Mindestens eines von fünf Kindern wird Opfer sexueller Gewalt, mehr als einer von drei Befragten wurde in seiner Kindheit aufgefordert, sexuelle Handlungen im Internet auszuführen und über die Hälfte hat im Internet sexuellen Kindesmissbrauch erfahren.
Diese Zahlen gehen aus Studien hervor und stehen gleich am Anfang eines 134-seitigen Entwurfs der EU-Kommission zur Festlegung von Vorschriften zur Verhütung und Bekämpfung des sexuellen Missbrauchs von Kindern. "Es ist klar, dass die EU noch immer nicht in der Lage ist, Kinder davor zu schützen, Opfer von sexuellem Missbrauch zu werden und dass das Internet dabei eine große Herausforderung darstellt", lautet eine der Begründungen der EU für die Einführung der umstrittenen Chatkontrolle. Ylva Johansson, Kommissarin für Inneres in der EU-Kommission, spricht von 85 Millionen einschlägigen Bildern und Videos, die von Internetunternehmen im Jahr 2021 gemeldet worden seien.
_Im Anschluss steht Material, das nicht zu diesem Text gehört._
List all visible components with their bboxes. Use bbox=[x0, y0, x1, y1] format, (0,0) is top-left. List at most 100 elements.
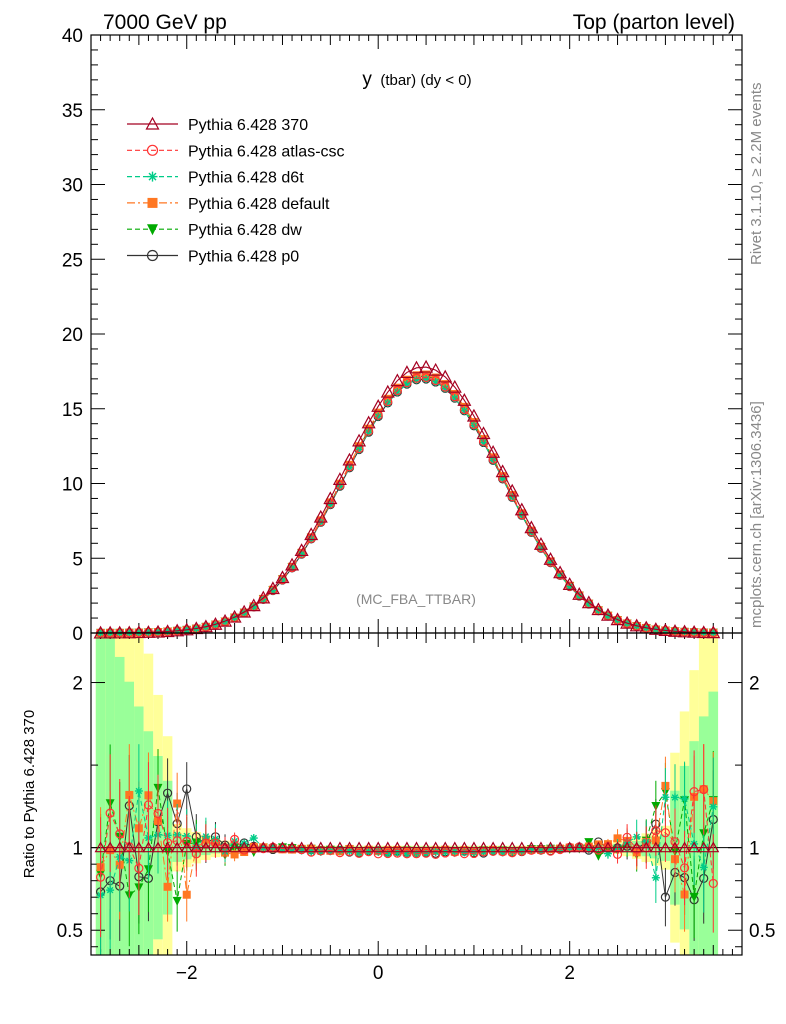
main-point-370 bbox=[658, 623, 673, 637]
ratio-point-370 bbox=[123, 841, 136, 853]
ratio-point-370 bbox=[429, 841, 442, 853]
ratio-point-d6t bbox=[709, 802, 718, 811]
main-point-370 bbox=[218, 613, 233, 627]
main-point-370 bbox=[524, 520, 539, 534]
ratio-point-370 bbox=[113, 841, 126, 853]
main-point-370 bbox=[495, 464, 510, 478]
ratio-point-370 bbox=[592, 841, 605, 853]
main-point-atlas_csc bbox=[392, 385, 402, 396]
ratio-point-370 bbox=[506, 841, 519, 853]
ratio-point-dw bbox=[689, 892, 699, 902]
legend: Pythia 6.428 370 Pythia 6.428 atlas-csc Py… bbox=[127, 116, 345, 266]
plot-title-main: y bbox=[362, 69, 372, 90]
ratio-point-atlas_csc bbox=[421, 848, 431, 858]
ratio-point-370 bbox=[104, 841, 117, 853]
main-point-370 bbox=[620, 615, 635, 629]
main-point-atlas_csc bbox=[421, 372, 431, 383]
ratio-point-atlas_csc bbox=[679, 863, 690, 873]
ratio-point-370 bbox=[649, 841, 662, 853]
ratio-point-370 bbox=[659, 841, 672, 853]
main-point-370 bbox=[151, 624, 166, 638]
ratio-point-370 bbox=[199, 841, 212, 853]
main-point-atlas_csc bbox=[335, 480, 345, 491]
ratio-point-370 bbox=[372, 841, 385, 853]
ratio-point-atlas_csc bbox=[210, 838, 221, 848]
main-point-default bbox=[450, 390, 459, 399]
ratio-point-d6t-stroke bbox=[700, 864, 708, 871]
ratio-point-d6t-stroke bbox=[106, 886, 114, 894]
ratio-point-atlas_csc bbox=[258, 844, 268, 854]
main-point-370 bbox=[409, 360, 424, 374]
ratio-point-atlas_csc bbox=[172, 836, 182, 846]
main-point-370 bbox=[505, 483, 520, 497]
ratio-point-d6t bbox=[670, 793, 679, 802]
rivet-label: Rivet 3.1.10, ≥ 2.2M events bbox=[748, 83, 765, 266]
main-point-370 bbox=[361, 415, 376, 429]
main-point-d6t-stroke bbox=[585, 600, 593, 608]
ratio-point-370 bbox=[142, 841, 155, 853]
ratio-point-d6t-stroke bbox=[355, 849, 363, 856]
ratio-point-dw bbox=[172, 896, 182, 906]
ratio-point-370 bbox=[209, 841, 222, 853]
main-point-370 bbox=[476, 426, 491, 440]
header-left: 7000 GeV pp bbox=[103, 11, 227, 34]
main-point-atlas_csc bbox=[344, 462, 355, 472]
ratio-point-370 bbox=[295, 841, 308, 853]
main-point-d6t-stroke bbox=[566, 583, 573, 590]
ratio-point-370 bbox=[324, 841, 337, 853]
ratio-point-d6t bbox=[661, 793, 670, 802]
ratio-point-370 bbox=[544, 841, 557, 853]
main-point-370 bbox=[696, 625, 711, 639]
main-point-370 bbox=[514, 502, 529, 516]
plot-title-sub: (tbar) (dy < 0) bbox=[380, 72, 471, 89]
ratio-point-atlas_csc bbox=[162, 838, 173, 848]
ratio-point-default bbox=[230, 850, 239, 859]
main-point-default bbox=[402, 375, 411, 384]
ratio-point-atlas_csc bbox=[95, 872, 106, 882]
main-ytick-label: 10 bbox=[62, 475, 83, 496]
ratio-point-370 bbox=[525, 841, 538, 853]
ratio-point-370 bbox=[611, 841, 624, 853]
ratio-point-p0 bbox=[182, 784, 192, 794]
ratio-point-d6t-stroke bbox=[681, 795, 688, 803]
ratio-ylabel: Ratio to Pythia 6.428 370 bbox=[21, 710, 38, 878]
header-right: Top (parton level) bbox=[573, 11, 735, 34]
legend-label-dw: Pythia 6.428 dw bbox=[188, 222, 302, 239]
ratio-point-atlas_csc bbox=[392, 848, 402, 858]
ratio-series-370 bbox=[94, 841, 720, 853]
main-point-370 bbox=[103, 625, 118, 639]
xtick-label: 0 bbox=[373, 963, 384, 984]
main-point-370 bbox=[141, 625, 156, 638]
ratio-point-d6t-stroke bbox=[662, 793, 669, 801]
ratio-point-370 bbox=[477, 841, 490, 853]
ratio-point-d6t bbox=[680, 794, 689, 803]
ratio-ytick-label: 0.5 bbox=[57, 921, 83, 942]
ratio-point-d6t bbox=[106, 886, 115, 895]
ratio-point-370 bbox=[582, 841, 595, 853]
ratio-point-370 bbox=[343, 841, 356, 853]
legend-label-p0: Pythia 6.428 p0 bbox=[188, 249, 299, 266]
main-point-d6t-stroke bbox=[604, 612, 612, 620]
main-point-370 bbox=[246, 598, 261, 612]
ratio-ytick-label: 2 bbox=[72, 674, 83, 695]
ratio-point-d6t bbox=[690, 839, 699, 848]
ratio-frame bbox=[90, 632, 743, 956]
ratio-point-default bbox=[613, 834, 622, 843]
main-point-default bbox=[431, 373, 440, 382]
legend-entry-atlas_csc: Pythia 6.428 atlas-csc bbox=[127, 143, 345, 160]
ratio-point-atlas_csc bbox=[440, 848, 450, 858]
ratio-point-370 bbox=[286, 841, 299, 853]
ratio-point-d6t bbox=[249, 834, 258, 843]
ratio-point-d6t bbox=[699, 863, 708, 872]
main-point-370 bbox=[572, 587, 587, 600]
ratio-point-d6t-stroke bbox=[250, 834, 258, 842]
ratio-point-d6t-stroke bbox=[671, 794, 679, 801]
ratio-point-370 bbox=[151, 841, 165, 853]
main-point-atlas_csc bbox=[402, 378, 412, 388]
main-point-370 bbox=[160, 624, 175, 638]
ratio-point-370 bbox=[439, 841, 452, 853]
ratio-point-370 bbox=[238, 841, 251, 853]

Messenger-Dienste sollen Kommunikation durchleuchten
Facebook, Google & Co. haben bisher in einer freiwilligen Selbsverpflichtung die Privatnachrichten ihrer Nutzer nach Missbrauchsdarstellungen durchsucht und im Verdachtsfall an das NCMEC zur Prüfung gegeben. Das Zentrum leitete bestätigte Fälle an die zuständigen Strafermittlungsbehörden weiter. Eine durchgängige klare Verpflichtung für die Plattform- und Netzwerkbetreiber gab es bislang nicht.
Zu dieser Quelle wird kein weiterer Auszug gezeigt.